STEVE INSKEEP, HOST:

Hundreds of Central American migrant parents are still trying to figure out where their children are and how to reunite with them. Some 2,000 children or more were separated from parents when they crossed the border. Last week, a federal judge ordered that they all be reunited with their parents within a month. Tyche Hendricks of our member station KQED has been following one family's efforts to recover their child. And KQED reporter Alex Hall follows up.

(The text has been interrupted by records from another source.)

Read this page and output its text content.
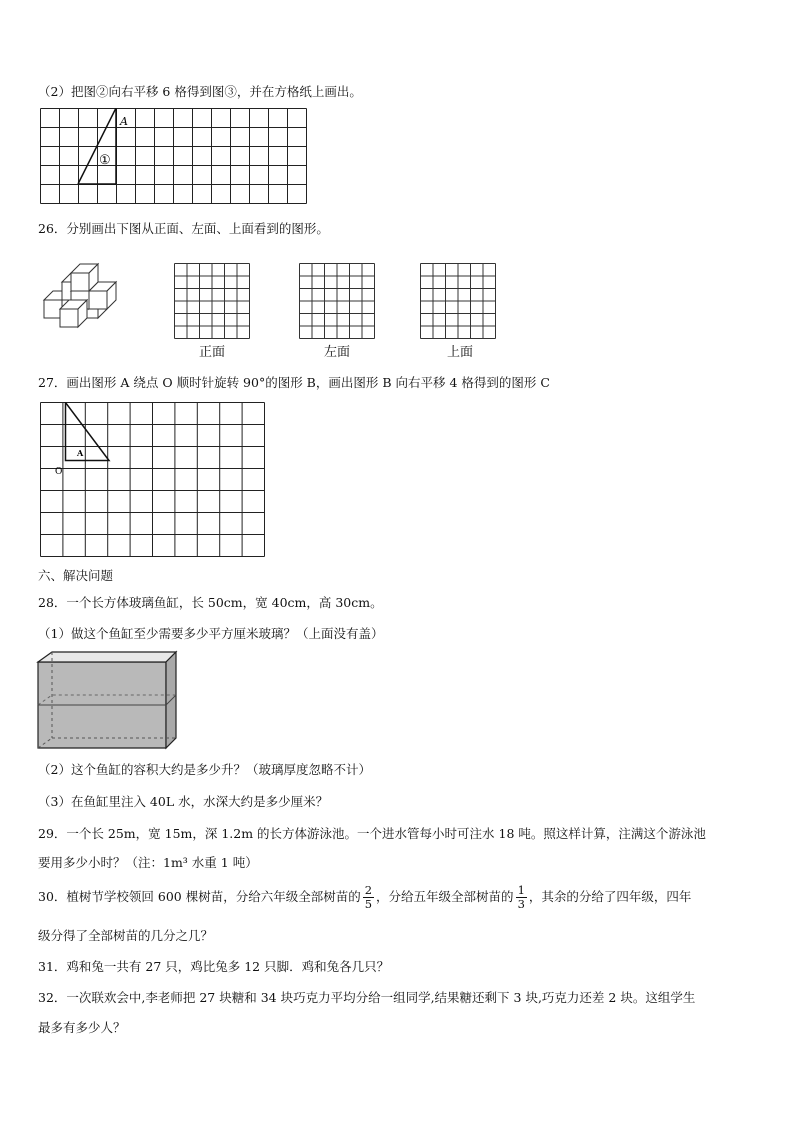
（2）把图②向右平移 6 格得到图③，并在方格纸上画出。
A
①
26．分别画出下图从正面、左面、上面看到的图形。
正面	左面	上面
27．画出图形 A 绕点 O 顺时针旋转 90°的图形 B，画出图形 B 向右平移 4 格得到的图形 C
A
O
六、解决问题
28．一个长方体玻璃鱼缸，长 50cm，宽 40cm，高 30cm。
（1）做这个鱼缸至少需要多少平方厘米玻璃？（上面没有盖）
（2）这个鱼缸的容积大约是多少升？（玻璃厚度忽略不计）
（3）在鱼缸里注入 40L 水，水深大约是多少厘米？
29．一个长 25m，宽 15m，深 1.2m 的长方体游泳池。一个进水管每小时可注水 18 吨。照这样计算，注满这个游泳池
要用多少小时？（注：1m³ 水重 1 吨）
30．植树节学校领回 600 棵树苗，分给六年级全部树苗的 $\frac{2}{5}$ ，分给五年级全部树苗的 $\frac{1}{3}$ ，其余的分给了四年级，四年
级分得了全部树苗的几分之几？
31．鸡和兔一共有 27 只，鸡比兔多 12 只脚．鸡和兔各几只？
32．一次联欢会中,李老师把 27 块糖和 34 块巧克力平均分给一组同学,结果糖还剩下 3 块,巧克力还差 2 块。这组学生
最多有多少人？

ALEX HALL, BYLINE: Nazario crossed the U.S.-Mexico border east of San Diego with his 5-year-old daughter, Filemona, in mid-May. Nazario is a farmer from a village in northern Guatemala. We aren't using his last name to protect his family because they've been threatened by gangs. Nazario and his daughter were detained by Border Patrol. He asked for asylum. In a court declaration, Nazario said Filemona was taken out of his arms by the Border Patrol agents. Both he and his daughter were screaming and crying, he said. While Nazario was detained in San Diego, he did not know where his daughter had been taken. His public defender, James Chavez, tracked the little girl down in New York. Chavez spoke to a caseworker who had visited Filemona.

JAMES CHAVEZ: She just described a little girl who's just crying every day who was missing her father very much, which paralleled him crying every day missing his little girl.

HALL: Nazario was prosecuted for illegally entering the U.S. He abandoned his request for asylum in the hopes it would improve his chances of being reunited with his daughter.

CHAVEZ: My impression of Nazario is that he was deeply depressed, maybe even broken.

HALL: Two weeks ago, immigration agents put Nazario on an airplane and deported him back to Guatemala. We reached him by phone on Tuesday. He says he last talked to his daughter by phone late last week.

NAZARIO: (Speaking Spanish).

HALL: He says, Filomena can't even talk. She cries. She's upset with her parents.

NAZARIO: (Speaking Spanish).

HALL: Nazario says he hasn't received any information from U.S. authorities about his daughter. His main point of contact has been the Guatemalan consulate.

NAZARIO: (Speaking Spanish).

HALL: It's been nearly two months since he saw his daughter, he says. He has no idea when she's coming back. The consulate has told him to be patient. He says, his patience is running out.

For NPR News, I'm Alex Hall in San Diego.